[clang] [clang][OpenMP][SPIR-V] Fix addrspace of pointer kernel arguments (PR #157172)
Nick Sarnie via cfe-commits
cfe-commits at lists.llvm.org
Tue Sep 9 07:53:56 PDT 2025
https://github.com/sarnex updated https://github.com/llvm/llvm-project/pull/157172
>From fe7a7617d383e367081085b8514b33abc076dc6c Mon Sep 17 00:00:00 2001
From: "Sarnie, Nick" <nick.sarnie at intel.com>
Date: Fri, 5 Sep 2025 13:33:17 -0700
Subject: [PATCH 1/3] [OpenMP][SPIR-V] Fix addrspace of pointer kernel
arguments
Signed-off-by: Sarnie, Nick <nick.sarnie at intel.com>
---
clang/lib/CodeGen/CGCall.cpp | 5 +--
clang/lib/CodeGen/CGOpenMPRuntime.cpp | 4 +-
clang/lib/CodeGen/CGStmtOpenMP.cpp | 41 ++++++++++++--------
clang/lib/CodeGen/CodeGenFunction.h | 5 ++-
clang/lib/CodeGen/CodeGenSYCL.cpp | 2 +-
clang/lib/CodeGen/CodeGenTypes.h | 6 +--
clang/lib/CodeGen/Targets/SPIR.cpp | 8 ++--
clang/test/OpenMP/spirv_kernel_addrspace.cpp | 24 ++++++++++++
8 files changed, 64 insertions(+), 31 deletions(-)

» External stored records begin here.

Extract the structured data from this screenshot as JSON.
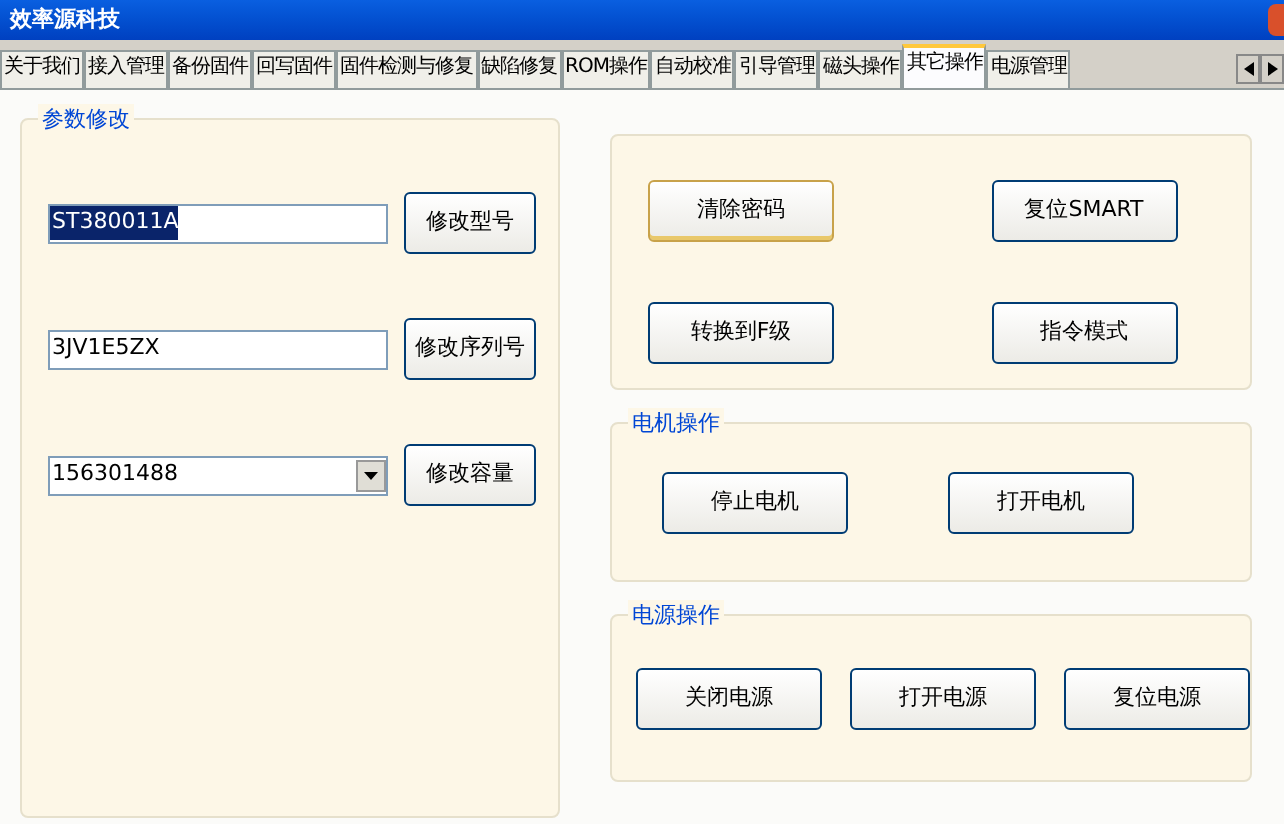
{
  "window": {
    "title": "效率源科技"
  },
  "tabs": [
    {
      "label": "关于我们",
      "selected": false
    },
    {
      "label": "接入管理",
      "selected": false
    },
    {
      "label": "备份固件",
      "selected": false
    },
    {
      "label": "回写固件",
      "selected": false
    },
    {
      "label": "固件检测与修复",
      "selected": false
    },
    {
      "label": "缺陷修复",
      "selected": false
    },
    {
      "label": "ROM操作",
      "selected": false
    },
    {
      "label": "自动校准",
      "selected": false
    },
    {
      "label": "引导管理",
      "selected": false
    },
    {
      "label": "磁头操作",
      "selected": false
    },
    {
      "label": "其它操作",
      "selected": true
    },
    {
      "label": "电源管理",
      "selected": false
    }
  ],
  "param_group": {
    "title": "参数修改",
    "rows": [
      {
        "kind": "text",
        "value": "ST380011A",
        "highlighted": true,
        "button": "修改型号"
      },
      {
        "kind": "text",
        "value": "3JV1E5ZX",
        "highlighted": false,
        "button": "修改序列号"
      },
      {
        "kind": "combo",
        "value": "156301488",
        "highlighted": false,
        "button": "修改容量"
      }
    ]
  },
  "misc_buttons": [
    {
      "label": "清除密码",
      "focused": true
    },
    {
      "label": "复位SMART",
      "focused": false
    },
    {
      "label": "转换到F级",
      "focused": false
    },
    {
      "label": "指令模式",
      "focused": false
    }
  ],
  "motor_group": {
    "title": "电机操作",
    "buttons": [
      "停止电机",
      "打开电机"
    ]
  },
  "power_group": {
    "title": "电源操作",
    "buttons": [
      "关闭电源",
      "打开电源",
      "复位电源"
    ]
  }
}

create mode 100644 clang/test/OpenMP/spirv_kernel_addrspace.cpp
diff --git a/clang/lib/CodeGen/CGCall.cpp b/clang/lib/CodeGen/CGCall.cpp
index a94a7ed51521c..0b2fce4244fb6 100644
--- a/clang/lib/CodeGen/CGCall.cpp
+++ b/clang/lib/CodeGen/CGCall.cpp
@@ -752,9 +752,8 @@ const CGFunctionInfo &CodeGenTypes::arrangeBuiltinFunctionDeclaration(
RequiredArgs::All);
}
-const CGFunctionInfo &
-CodeGenTypes::arrangeSYCLKernelCallerDeclaration(QualType resultType,
- const FunctionArgList &args) {
+const CGFunctionInfo &CodeGenTypes::arrangeDeviceKernelCallerDeclaration(
+ QualType resultType, const FunctionArgList &args) {
CanQualTypeList argTypes = getArgTypesForDeclaration(Context, args);
return arrangeLLVMFunctionInfo(GetReturnType(resultType), FnInfoOpts::None,
diff --git a/clang/lib/CodeGen/CGOpenMPRuntime.cpp b/clang/lib/CodeGen/CGOpenMPRuntime.cpp
index b38eb54036e60..8d67fe21367ac 100644
--- a/clang/lib/CodeGen/CGOpenMPRuntime.cpp
+++ b/clang/lib/CodeGen/CGOpenMPRuntime.cpp
@@ -1238,7 +1238,7 @@ static llvm::Function *emitParallelOrTeamsOutlinedFunction(
CGOpenMPOutlinedRegionInfo CGInfo(*CS, ThreadIDVar, CodeGen, InnermostKind,
HasCancel, OutlinedHelperName);
CodeGenFunction::CGCapturedStmtRAII CapInfoRAII(CGF, &CGInfo);
- return CGF.GenerateOpenMPCapturedStmtFunction(*CS, D.getBeginLoc());
+ return CGF.GenerateOpenMPCapturedStmtFunction(*CS, D);
}
std::string CGOpenMPRuntime::getOutlinedHelperName(StringRef Name) const {
@@ -6227,7 +6227,7 @@ void CGOpenMPRuntime::emitTargetOutlinedFunctionHelper(
CGOpenMPTargetRegionInfo CGInfo(CS, CodeGen, EntryFnName);
CodeGenFunction::CGCapturedStmtRAII CapInfoRAII(CGF, &CGInfo);
- return CGF.GenerateOpenMPCapturedStmtFunction(CS, D.getBeginLoc());
+ return CGF.GenerateOpenMPCapturedStmtFunction(CS, D);
};
cantFail(OMPBuilder.emitTargetRegionFunction(
diff --git a/clang/lib/CodeGen/CGStmtOpenMP.cpp b/clang/lib/CodeGen/CGStmtOpenMP.cpp
index 1360680cc6640..d72cd8fbfd608 100644
--- a/clang/lib/CodeGen/CGStmtOpenMP.cpp
+++ b/clang/lib/CodeGen/CGStmtOpenMP.cpp
@@ -471,12 +471,13 @@ struct FunctionOptions {
const StringRef FunctionName;
/// Location of the non-debug version of the outlined function.
SourceLocation Loc;
+ const bool IsDeviceKernel = false;
explicit FunctionOptions(const CapturedStmt *S, bool UIntPtrCastRequired,
bool RegisterCastedArgsOnly, StringRef FunctionName,
- SourceLocation Loc)
+ SourceLocation Loc, bool IsDeviceKernel)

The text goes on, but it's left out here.